E quello che ancora vuole vedere? «Il mio sogno sono i parchi africani, quelli che stanno tra Kenya e Tanzania, forse ci andrò nel 2024, per il mio compleanno dei 79. Mi sono lasciato una delle cose più belle alla fine. Penso anche spesso a dove andrei se decidessi di lasciare gli Stati Uniti e sono indeciso tra Irlanda e Nuova Zelanda».
Perché l’Irlanda? «Per i suoi spazi verdi, i suoi abitanti e la birra. Amo la birra scura Guinness e ho una mia piccola tradizione: in ogni Paese che visito, prima di ripartire, cerco un pub irlandese dove farmi una pinta».
Lo guardo e non dimostra assolutamente i suoi anni, glielo dico e mi interrompe: «Sai cosa mi tiene giovane? Un Gin Martini ogni sera dopo cena».

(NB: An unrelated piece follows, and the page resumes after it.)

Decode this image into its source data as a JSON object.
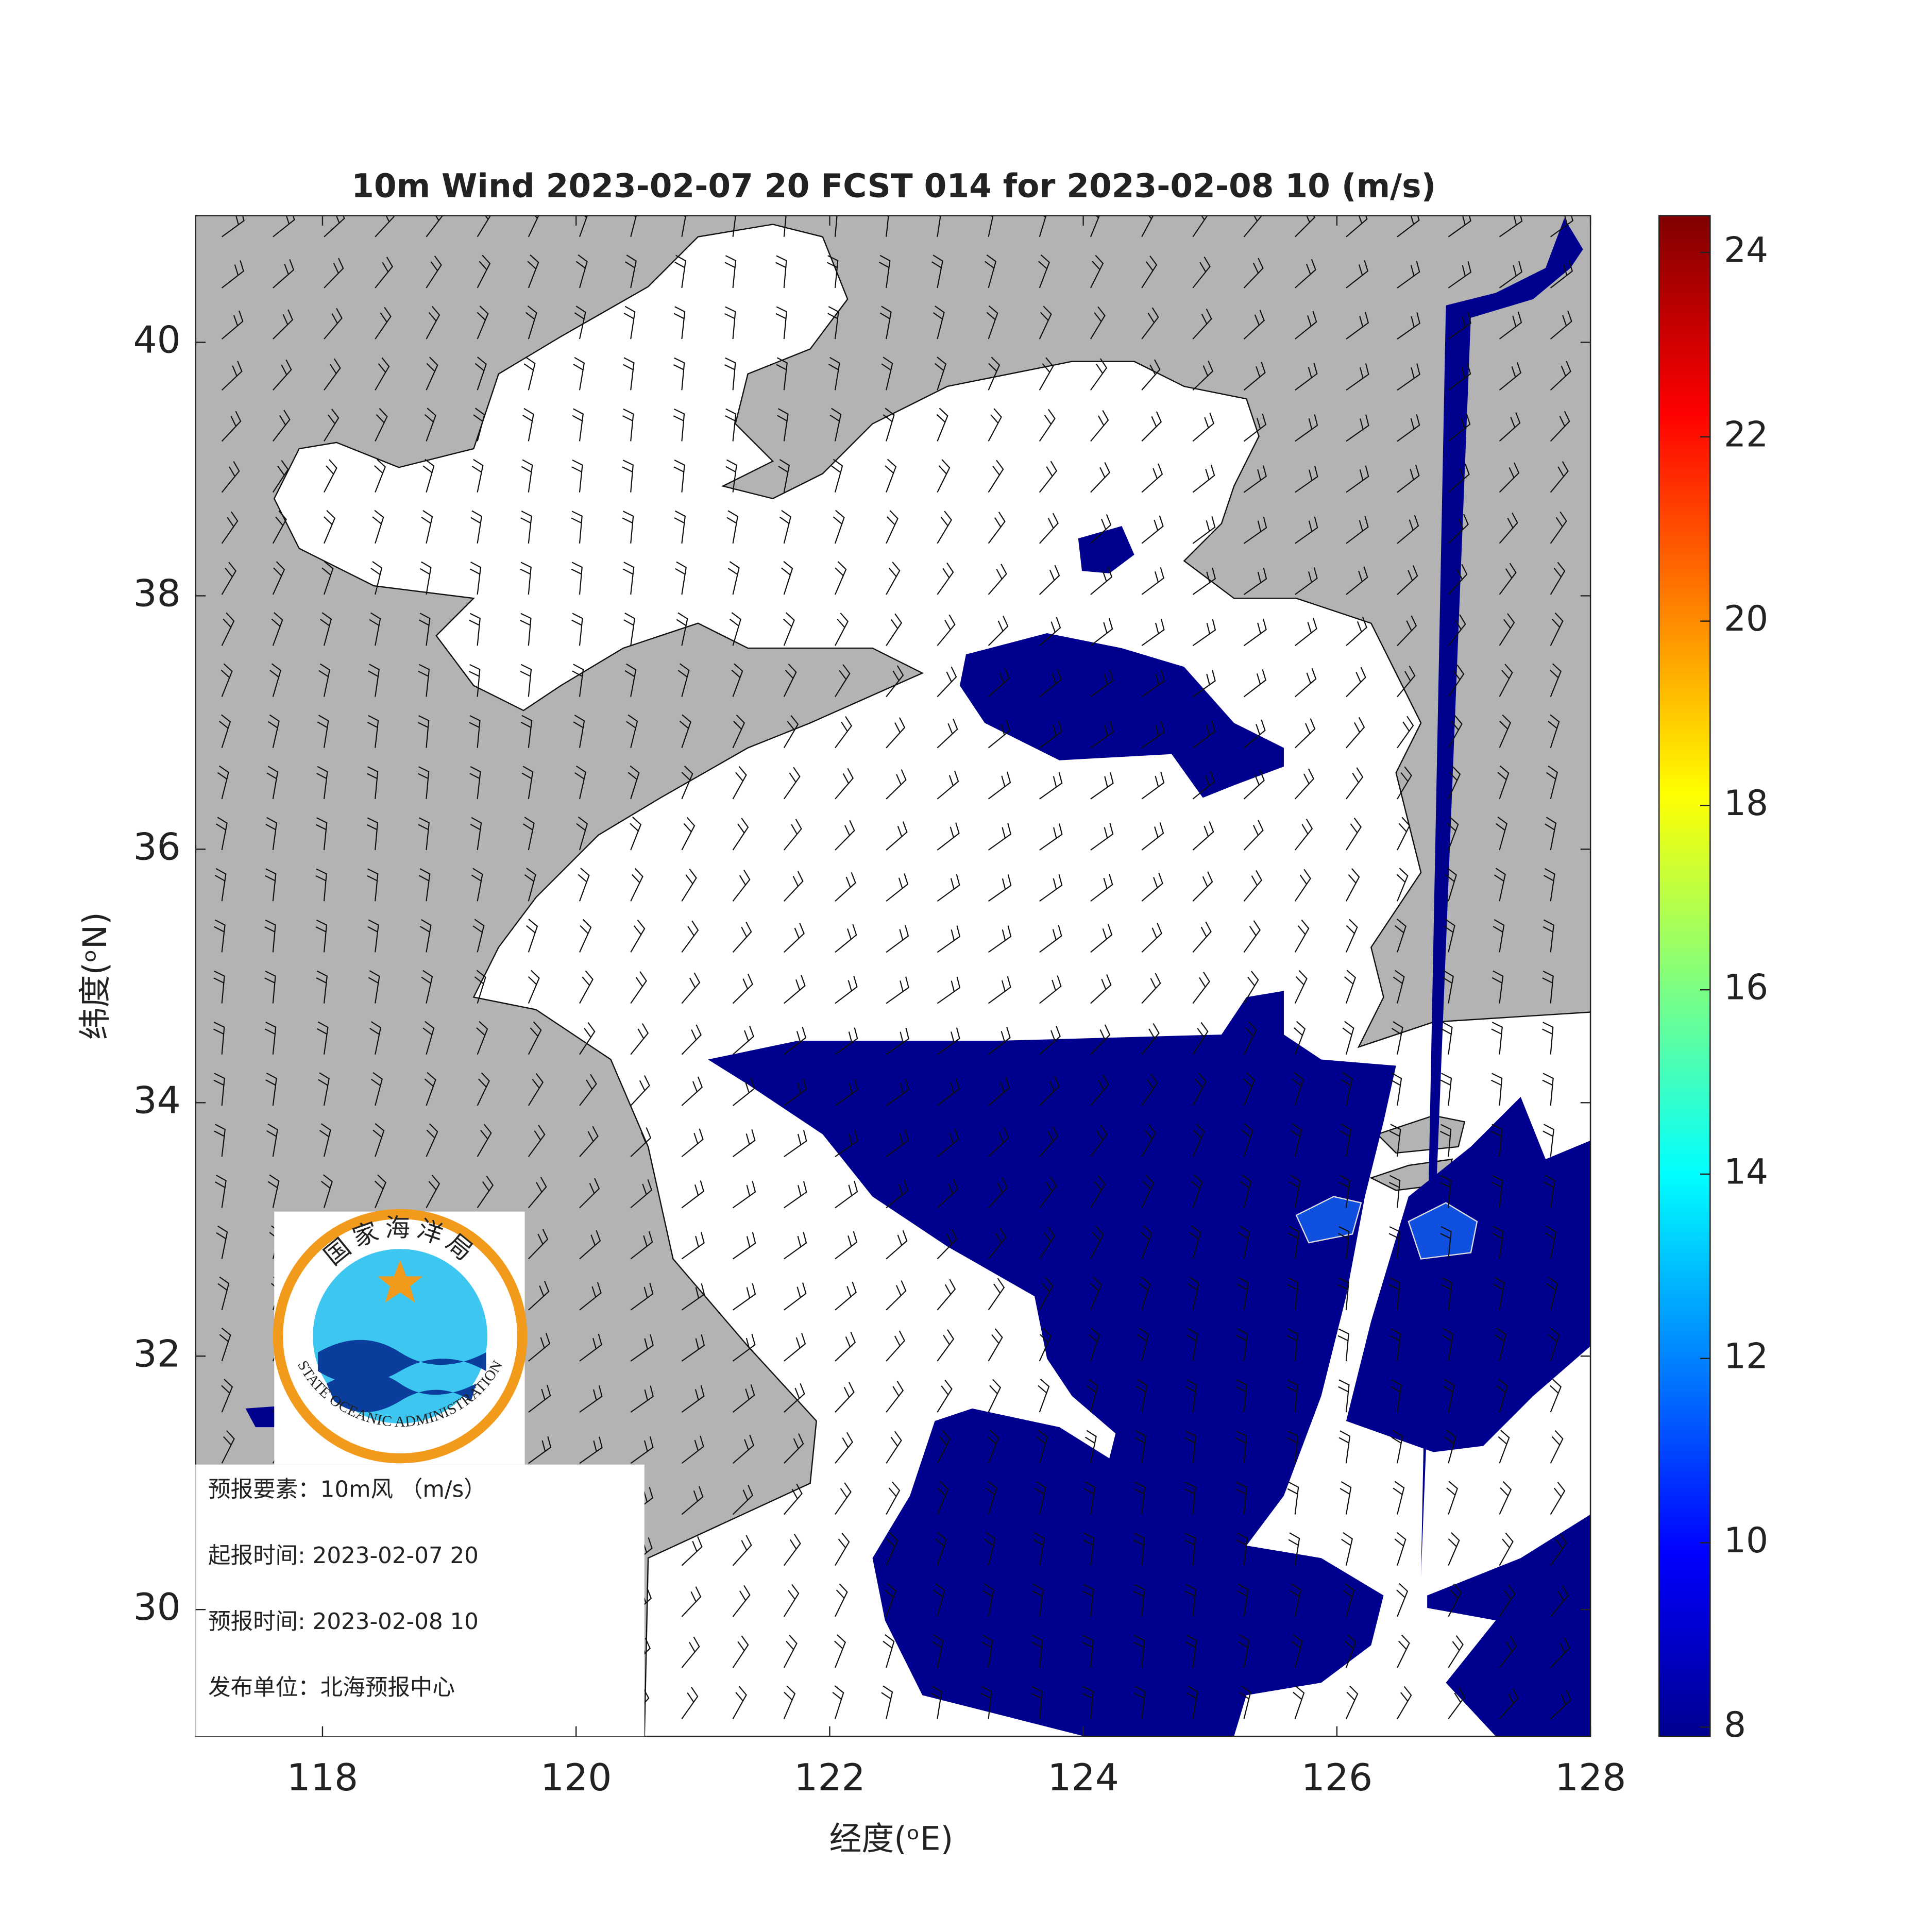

La cosa che gli piace meno dei suoi viaggi sono i voli aerei: «Mi annoio tanto, non mi piace guardare i film e purtroppo quasi tutte le compagnie hanno tolto il solitario di carte dagli schermi. Allora ripulisco il telefono dalle foto che ho scattato».
Mi racconta che ne fa pochissime e poi ne cancella la maggior parte: «Tengo solo quelle davvero più significative, non più di una ventina per viaggio. Se tu vai in un posto e cominci a fare le foto con il telefono sprechi il tuo tempo e non ti godi il momento, non ti metti in sintonia con il luogo e l’atmosfera. Preferisco vedere, immergermi nelle cose e emozionarmi. Mi tengo le immagini più belle nella testa e nel cuore. Dio mi ha regalato la memoria, devi tenere i ricordi vivi dentro di te. Se io penso a mia figlia a quattro anni, non ho bisogno di andare a cercare dentro un album, un computer o un telefono, mi basta chiudere gli occhi e me la vedo davanti bambina. Allora mi sento felice».
Stiamo per atterrare e gli chiedo se possiamo fare un selfie, mi dice che non li fa mai e non accetta di farli con degli sconosciuti: «Chi mi garantisce che tu non sia un truffatore o magari un trafficante di droga? Ma lo faccio volentieri perché la risposta ce l’ho: un narcotrafficante non sarebbe stato un’ora ad ascoltarmi e non mi avrebbe mai chiesto cosa abbia di così speciale Machu Picchu».